Nazwano go "łowcą milimetrów"

Agata Bruchwald

publikacja 30.11.2016 17:00

Pracownicy malborskiego zamku nie zapominają o Macieju Kilarskim.

Nazwano go "łowcą milimetrów" Zamek w Malborku - figura Madonny z Dzieciątkiem Agata Bruchwald /Foto Gość

Maciej Kilarski (1922-2003) to jedna z najważniejszych postaci w powojennej historii Malborka. Zawodowo z miastem, a ściślej mówiąc z zamkiem krzyżackim związał się w 1957 roku. Wtedy to jako przedstawiciel wojewódzkiego konserwatora zabytków w Gdańsku otrzymał zlecenie na przeprowadzenie segregacji architektonicznego detalu na zamku oraz nadzór nad odgruzowaniem zniszczonego działaniami wojennymi kościoła Najświętszej Maryi Panny i kaplicy św. Anny.

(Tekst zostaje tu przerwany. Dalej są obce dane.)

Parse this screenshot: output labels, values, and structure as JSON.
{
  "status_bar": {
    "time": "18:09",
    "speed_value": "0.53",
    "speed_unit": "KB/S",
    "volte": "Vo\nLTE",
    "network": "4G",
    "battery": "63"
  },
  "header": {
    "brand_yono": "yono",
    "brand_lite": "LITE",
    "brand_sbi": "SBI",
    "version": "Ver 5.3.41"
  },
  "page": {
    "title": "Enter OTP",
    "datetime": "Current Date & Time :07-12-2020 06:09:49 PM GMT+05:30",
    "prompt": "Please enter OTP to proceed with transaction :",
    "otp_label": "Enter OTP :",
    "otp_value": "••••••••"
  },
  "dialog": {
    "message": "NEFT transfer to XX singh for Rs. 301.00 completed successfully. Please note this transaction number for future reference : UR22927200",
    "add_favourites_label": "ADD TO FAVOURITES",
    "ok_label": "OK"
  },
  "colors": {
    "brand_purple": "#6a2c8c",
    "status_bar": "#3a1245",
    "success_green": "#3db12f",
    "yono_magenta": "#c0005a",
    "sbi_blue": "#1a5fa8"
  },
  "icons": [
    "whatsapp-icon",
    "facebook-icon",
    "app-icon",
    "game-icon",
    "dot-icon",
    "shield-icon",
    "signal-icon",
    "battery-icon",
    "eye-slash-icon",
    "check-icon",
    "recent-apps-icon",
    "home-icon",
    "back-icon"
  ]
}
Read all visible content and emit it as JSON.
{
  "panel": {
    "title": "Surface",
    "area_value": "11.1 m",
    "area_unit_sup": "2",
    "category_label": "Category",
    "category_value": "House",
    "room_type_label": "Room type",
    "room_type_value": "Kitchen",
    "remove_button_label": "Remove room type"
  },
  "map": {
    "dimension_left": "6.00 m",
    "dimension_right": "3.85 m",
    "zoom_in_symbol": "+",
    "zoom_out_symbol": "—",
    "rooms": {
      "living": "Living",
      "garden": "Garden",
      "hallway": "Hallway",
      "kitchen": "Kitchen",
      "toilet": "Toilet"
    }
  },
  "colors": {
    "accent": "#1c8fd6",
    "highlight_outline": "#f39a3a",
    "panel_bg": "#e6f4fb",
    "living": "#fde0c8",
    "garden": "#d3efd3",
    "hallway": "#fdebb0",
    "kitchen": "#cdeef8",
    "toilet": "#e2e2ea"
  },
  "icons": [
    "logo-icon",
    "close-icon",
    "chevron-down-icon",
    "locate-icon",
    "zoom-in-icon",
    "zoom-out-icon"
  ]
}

Z kolei w 1961 roku Maciej Kilarski wszedł do pierwszego zespołu, który rozpoczął planową i systematyczną odbudowę malborskiego zamku. W późniejszych latach był jedynym pracownikiem, który oglądał twierdzę zniszczoną przez wojnę.

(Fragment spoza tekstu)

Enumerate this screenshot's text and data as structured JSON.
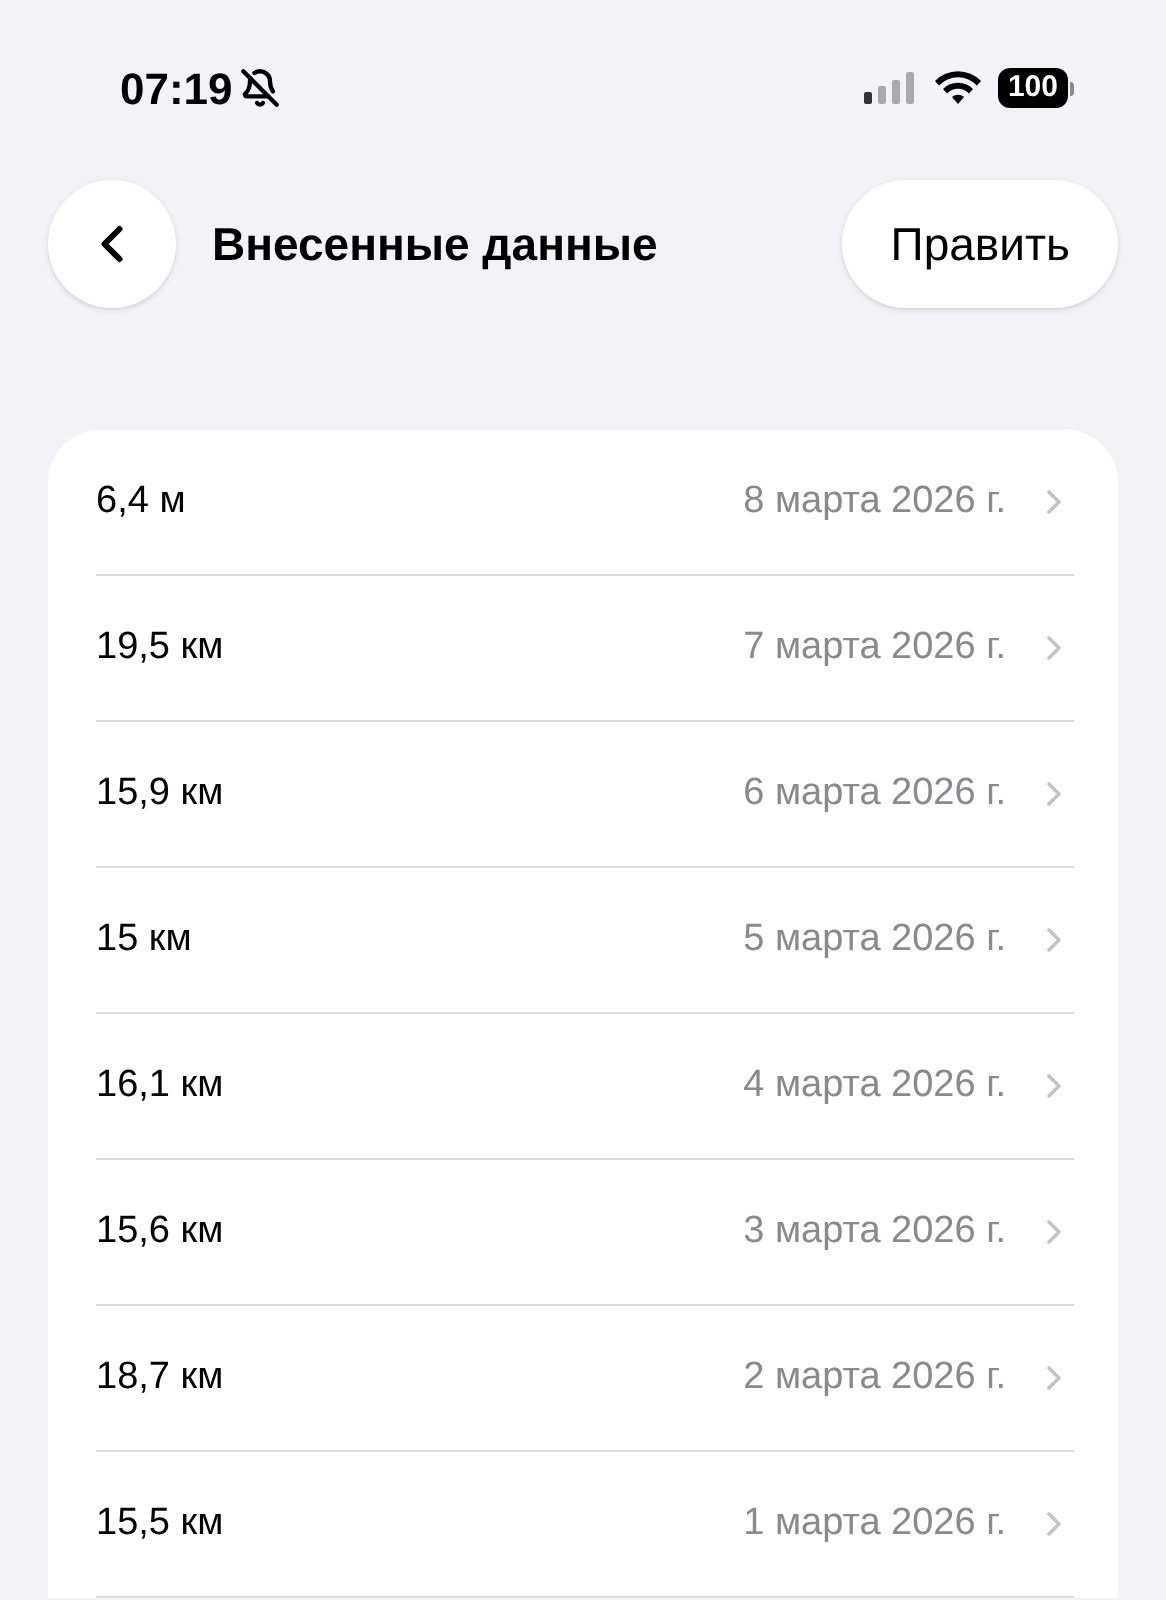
{
  "status_bar": {
    "time": "07:19",
    "battery": "100"
  },
  "nav": {
    "title": "Внесенные данные",
    "edit_button": "Править"
  },
  "entries": [
    {
      "value": "6,4 м",
      "date": "8 марта 2026 г."
    },
    {
      "value": "19,5 км",
      "date": "7 марта 2026 г."
    },
    {
      "value": "15,9 км",
      "date": "6 марта 2026 г."
    },
    {
      "value": "15 км",
      "date": "5 марта 2026 г."
    },
    {
      "value": "16,1 км",
      "date": "4 марта 2026 г."
    },
    {
      "value": "15,6 км",
      "date": "3 марта 2026 г."
    },
    {
      "value": "18,7 км",
      "date": "2 марта 2026 г."
    },
    {
      "value": "15,5 км",
      "date": "1 марта 2026 г."
    }
  ]
}
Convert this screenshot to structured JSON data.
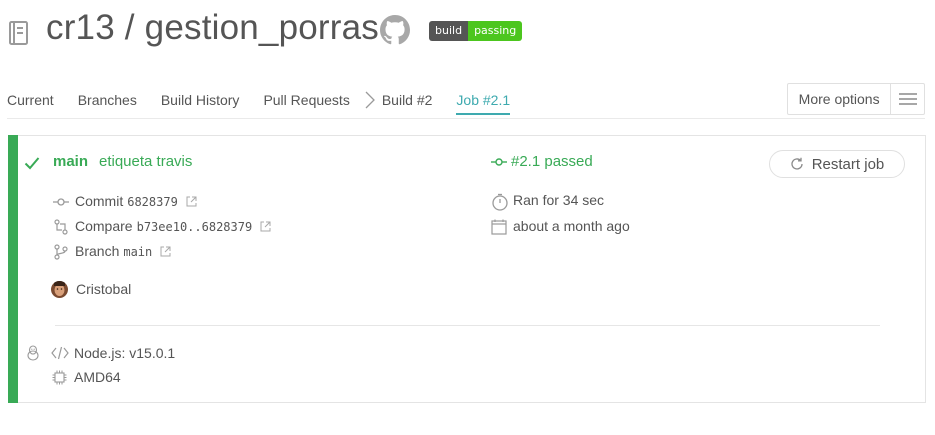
{
  "repo": {
    "title": "cr13 / gestion_porras",
    "badge_left": "build",
    "badge_right": "passing"
  },
  "tabs": {
    "items": [
      "Current",
      "Branches",
      "Build History",
      "Pull Requests",
      "Build #2",
      "Job #2.1"
    ],
    "active": "Job #2.1",
    "more_options": "More options"
  },
  "job": {
    "state": "passed",
    "branch": "main",
    "commit_message": "etiqueta travis",
    "commit_label": "Commit",
    "commit_sha": "6828379",
    "compare_label": "Compare",
    "compare_range": "b73ee10..6828379",
    "branch_label": "Branch",
    "branch_value": "main",
    "author": "Cristobal",
    "status_text": "#2.1 passed",
    "duration": "Ran for 34 sec",
    "finished": "about a month ago",
    "restart_label": "Restart job",
    "language": "Node.js: v15.0.1",
    "arch": "AMD64",
    "os_icon": "linux-icon"
  },
  "colors": {
    "passed": "#39aa56",
    "active_tab": "#3eaaaf",
    "badge_passing": "#4cc61e"
  }
}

- Stał się jednym z pierwszych badaczy średniowiecznej architektury po II wojnie światowej - wskazała Jolanta Justa z działu edukacji Muzeum Zamkowego w Malborku w wykładzie „Szkic do portretu Macieja Kilarskiego”. Prelekcja została wygłoszona w ramach sympozjum „Maciej Kilarski. Pasja - praca - twórczość”, które odbyło się 30 listopada w malborskim zamku.

Maciej Kilarski nim trafił do Malborka, brał udział w odbudowie zniszczonego po II wojnie światowej Gdańska. Zamieszkał w nim, wraz z rodzicami, w 1948 roku. Jak wskazała Jolanta Justa, miasto przemierzał ze szkicownikiem i utrwalał to, co widział. Po latach wspominał, że był wstrząśnięty i zafascynowany jego ruinami.

- Doświadczenia wyniesione z odbudowy Gdańska poszerzyły jego wiedzę o zabytkach - oceniła Jolanta Justa.

Kilarski studiował architekturę na politechnice lwowskiej i gdańskiej. W Gdańsku zajmował się m.in. sklepieniem kościoła Najświętszej Maryi Panny, inwentaryzacją ściany frontalnej kamienicy z XVIII wieku. - Inż. Kilarski zastosował tu własną, bardzo dokładną metodę pomiaru. Stąd zyskał miano „łowcy milimetrów" - wskazała prelegentka.

W czasie kolejnych prac Kilarskiemu zależało na zachowaniu nawet najmniejszych, autentycznych elementów zabudowy. W Gdańsku spod gruzów wydobywał fragmenty kafli pochodzących z kamienic mieszczańskich. Ten okres pracy zawodowej był dla niego wielką przygodą.

W Malborku pracował tak, by to, co zaczął, mogli kontynuować jego następcy. Jednym z głównych zamierzeń Kilarskiego była odbudowa kościoła na Zamku Wysokim. Kierował zespołem poszukującym fragmentów monumentalnej figury Najświętszej Maryi Panny oraz okrywającej ją mozaiki. Jego marzeniem była rekonstrukcja figury i umieszczenie jej w niszy kościoła. Momentu tego nie doczekał. Odbudowa kościoła oraz rekonstrukcja figury zakończyła się w tym roku.

Obecnie Maciej Kilarski to nieco zapomniana postać wśród mieszkańców Malborka. Dlatego pracownicy Muzeum Zamkowego, obok dbania o zabytek, postawili sobie kolejne zadanie, czyli przypomnienie postaci Macieja Kilarskiego lokalnej społeczności.